The little touches that decorate every episode of Warehouse 13 were not lacking here. From Pete saying “Kirk out” as he flips the Farnsworth shut, to the Grand Tetons jokes, to Joshua miming a hangman’s noose to warn his sister, every scene had at least one clever moment. The weird battle between Pete and Myka, and the animated nutcracker soldiers, was one of the more surreal scenes I’ve watched in this surreal show. Even the credits reflected the holiday mood: Pete’s picture sat behind a jack-in-the-box, Artie’s behind a dreidl, and Claudia’s next to a candy cane. Joshua’s teasing with Claudia stole the show, as did Isadore’s classic noodging of his son. Who knew there was a man on this planet grumpier than Artie? Judd Hirsch was perfect as the nagging and adoring papa too proud to admit his pride in his son. And as much as I love Eddie McClintock and Joanne Kelly, I have to say that once again Allison Scagliotti’s Claudia absolutely stole the show.
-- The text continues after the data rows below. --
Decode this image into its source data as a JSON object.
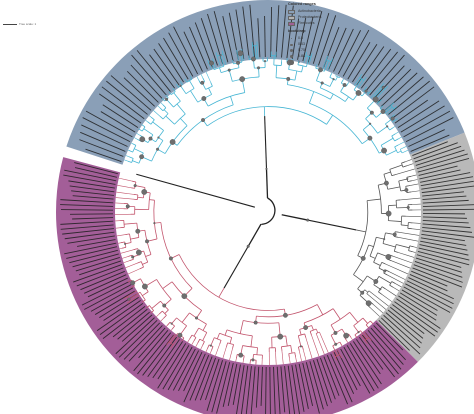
{
  "scale_bar": {
    "label": "Tree scale: 1"
  },
  "legend": {
    "colored_ranges_title": "Colored ranges",
    "ranges": [
      {
        "label": "Actinobacteria",
        "color": "#8a9fb7"
      },
      {
        "label": "Proteobacteria",
        "color": "#b4b4b4"
      },
      {
        "label": "Firmicutes",
        "color": "#a05f95"
      }
    ],
    "bootstrap_title": "bootstrap",
    "bootstrap_values": [
      "0.5",
      "0.63",
      "0.75",
      "0.88",
      "1"
    ]
  },
  "colors": {
    "actinobacteria_range": "#8a9fb7",
    "proteobacteria_range": "#b9b9b9",
    "firmicutes_range": "#a35e98",
    "actinobacteria_branch": "#47b6d4",
    "firmicutes_branch": "#c2546c",
    "proteobacteria_branch": "#555555",
    "backbone": "#222222",
    "bootstrap_node": "#6e6e6e"
  },
  "tree": {
    "type": "circular-phylogeny",
    "leaf_count_actinobacteria": 70,
    "leaf_count_proteobacteria": 52,
    "leaf_count_firmicutes": 110
  }
}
All in all, this episode was a little snowglobe of adorability, isolated from any continuity with the rest of the show, a one-off that amused and warmed, like a mug of hot cocoa next to a fire. The next episode ofWarehouse 13 is months away, but this was a nice little bite of candy to tide us over. Despite being a one-off, out of sequence, out of continuity, and not very heavily promoted, it still drew over two million viewers, for a 1.3/2 household rating and a 0.7/2 rating for the 18-to-49 demographic. These are excellent numbers for Syfy, and blew the usual Tuesday ratings for Stargate Universe out of the water. I look forward to the next season ofWarehouse 13 with all the anticipation kids reserve for Christmas morning.